Se o produtor optar por três safras em um ano, não terá calendário ideal para mais três no seguinte. Nesse caso, os pesquisadores recomendam, após a colheita da soja, o plantio consorciado de milho com o capim da espécie Brachiaria ruziziensis, a braquiária.
Os pesquisadores destacam os ganhos econômicos e de produtividade, mas um dos pontos básicos é a eficiência a longo prazo que esse sistema vai dar ao solo.
Essa diversificação de cultura eleva, em média, em 11% a rentabilidade do produtor, mostraram os estudos da Embrapa. No consórcio milho e braquiária, vindo após a colheita de soja, a produtividade da oleaginosa cresce 11% na safra seguinte. Os ganhos com a terceira safra de aveia como cobertura são de 10%. Se a opção da terceira safra for para o trigo, a rentabilidade no sistema produtivo é 6,6% superior à tradicional dobradinha soja com o milho.
Deve ser levada em consideração, além dos rendimentos econômicos, a recomposição do solo. A palhada do milho safrinha é pesada, mas não cobre adequadamente o solo no sistema de plantio direto. Seriam necessárias de 7 a 8 toneladas por hectare, e a cultura não rende isso. O peso está basicamente concentrado no caule.
Já o trigo cobre a área com três toneladas de palha, e a braquiária, quando consorciada com o milho, acrescenta de 2 a 3 toneladas. Seriam necessárias quatro. Se ela é utilizada para pastagens, o esterco do gado traz novos nutrientes, ativando a biologia do solo.
"Já provamos a viabilidade econômica desse sistema. Agora vêm novas etapas na busca das melhores cultivares, densidade das plantas, quantidade de fertilizante e um desenho melhor para a cultura do trigo", diz Balbinot.
Segundo o pesquisador, por ser uma janela de ocupação de área que estava vazia, não se busca para o trigo uma alta produtividade no período, mas a obtenção de uma produção média de três toneladas por hectare e a recomposição do solo com palhada.
É um modelo intensivo com diversificação, que vai movimentar toda a cadeia do setor, diz Balbinot. O produtor vai dar novos usos para suas máquinas, obtendo uma renda maior por hectare, enquanto as cooperativas vão movimentar mais insumos e adquirir mais grãos, afirma.

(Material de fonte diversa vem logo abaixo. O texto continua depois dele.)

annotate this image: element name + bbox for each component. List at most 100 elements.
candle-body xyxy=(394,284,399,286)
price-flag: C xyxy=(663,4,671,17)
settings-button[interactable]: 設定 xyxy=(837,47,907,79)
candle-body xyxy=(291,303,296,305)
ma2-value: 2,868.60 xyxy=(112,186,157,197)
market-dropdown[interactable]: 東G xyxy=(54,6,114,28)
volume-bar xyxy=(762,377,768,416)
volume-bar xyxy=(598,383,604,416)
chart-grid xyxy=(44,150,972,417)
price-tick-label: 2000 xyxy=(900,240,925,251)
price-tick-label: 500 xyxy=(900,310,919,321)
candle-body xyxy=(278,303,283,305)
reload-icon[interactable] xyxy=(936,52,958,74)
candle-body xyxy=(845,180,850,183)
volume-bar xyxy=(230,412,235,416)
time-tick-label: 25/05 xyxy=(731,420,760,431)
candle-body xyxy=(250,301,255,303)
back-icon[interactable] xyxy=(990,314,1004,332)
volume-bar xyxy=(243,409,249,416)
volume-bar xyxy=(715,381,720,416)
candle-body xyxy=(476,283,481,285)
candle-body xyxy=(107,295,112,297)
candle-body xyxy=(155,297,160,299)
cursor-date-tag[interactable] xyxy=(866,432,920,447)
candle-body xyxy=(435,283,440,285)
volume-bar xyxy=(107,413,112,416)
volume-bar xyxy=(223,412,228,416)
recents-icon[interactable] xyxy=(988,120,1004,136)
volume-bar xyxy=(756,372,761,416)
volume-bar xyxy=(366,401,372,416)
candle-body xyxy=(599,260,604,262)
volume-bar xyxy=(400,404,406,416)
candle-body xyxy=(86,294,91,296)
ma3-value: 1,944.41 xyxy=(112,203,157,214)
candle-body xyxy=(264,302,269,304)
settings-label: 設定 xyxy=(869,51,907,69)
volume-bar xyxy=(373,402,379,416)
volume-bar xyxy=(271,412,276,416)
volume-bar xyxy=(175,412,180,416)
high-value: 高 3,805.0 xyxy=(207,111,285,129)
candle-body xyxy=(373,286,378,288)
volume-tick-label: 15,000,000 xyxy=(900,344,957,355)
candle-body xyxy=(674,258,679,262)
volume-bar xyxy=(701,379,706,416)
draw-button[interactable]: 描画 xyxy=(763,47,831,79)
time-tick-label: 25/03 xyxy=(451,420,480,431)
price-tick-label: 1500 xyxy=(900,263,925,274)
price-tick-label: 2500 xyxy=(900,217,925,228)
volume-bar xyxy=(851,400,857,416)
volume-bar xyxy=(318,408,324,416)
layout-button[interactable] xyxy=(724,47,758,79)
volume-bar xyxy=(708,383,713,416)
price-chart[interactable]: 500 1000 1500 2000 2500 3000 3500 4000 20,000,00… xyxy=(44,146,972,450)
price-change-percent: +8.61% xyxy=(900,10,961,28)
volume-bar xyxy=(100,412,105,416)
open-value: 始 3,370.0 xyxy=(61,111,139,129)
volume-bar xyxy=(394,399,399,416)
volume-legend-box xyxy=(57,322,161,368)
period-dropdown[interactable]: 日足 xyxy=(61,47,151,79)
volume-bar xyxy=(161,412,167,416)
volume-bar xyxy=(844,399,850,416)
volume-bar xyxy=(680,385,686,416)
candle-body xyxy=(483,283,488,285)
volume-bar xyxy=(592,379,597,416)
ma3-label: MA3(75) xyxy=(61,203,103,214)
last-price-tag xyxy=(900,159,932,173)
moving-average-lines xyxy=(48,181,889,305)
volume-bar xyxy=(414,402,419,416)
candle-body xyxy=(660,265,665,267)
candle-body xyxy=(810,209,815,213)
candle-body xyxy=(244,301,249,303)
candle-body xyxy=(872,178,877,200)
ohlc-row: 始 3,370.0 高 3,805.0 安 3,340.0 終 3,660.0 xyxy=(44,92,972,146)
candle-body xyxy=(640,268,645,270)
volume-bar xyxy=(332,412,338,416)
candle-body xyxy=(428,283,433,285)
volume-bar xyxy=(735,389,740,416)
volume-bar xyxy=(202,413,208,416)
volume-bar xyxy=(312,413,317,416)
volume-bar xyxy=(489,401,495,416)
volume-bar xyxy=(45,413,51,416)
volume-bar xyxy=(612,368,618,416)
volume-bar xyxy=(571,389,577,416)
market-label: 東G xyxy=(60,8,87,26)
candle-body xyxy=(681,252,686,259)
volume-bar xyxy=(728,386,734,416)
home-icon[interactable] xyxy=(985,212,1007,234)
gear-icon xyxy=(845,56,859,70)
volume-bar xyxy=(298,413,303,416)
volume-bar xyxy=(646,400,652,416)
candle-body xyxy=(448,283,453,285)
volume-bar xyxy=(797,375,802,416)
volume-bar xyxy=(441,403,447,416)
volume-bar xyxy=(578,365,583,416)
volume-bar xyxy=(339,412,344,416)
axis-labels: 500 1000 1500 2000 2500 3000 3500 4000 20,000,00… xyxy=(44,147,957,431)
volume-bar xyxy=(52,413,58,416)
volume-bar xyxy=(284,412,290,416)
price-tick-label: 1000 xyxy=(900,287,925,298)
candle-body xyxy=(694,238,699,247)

O pesquisador da Embrapa Trigo diz que o desenvolvimento desse modelo no centro-oeste e no oeste do Paraná é importante porque as propriedades são pequenas e médias, permitindo um aumento de renda.
Além do suporte econômico, os pesquisadores destacam a sustentabilidade ambiental. A melhoria da qualidade física e biológica do solo permite uma manutenção maior da água, indispensável para esses períodos de incertezas climáticas.
Parte dessa palhada e as raízes vão virar carbono armazenado na terra, o que ajuda a mitigar as emissões de gases de efeito estufa, segundo Debiasi.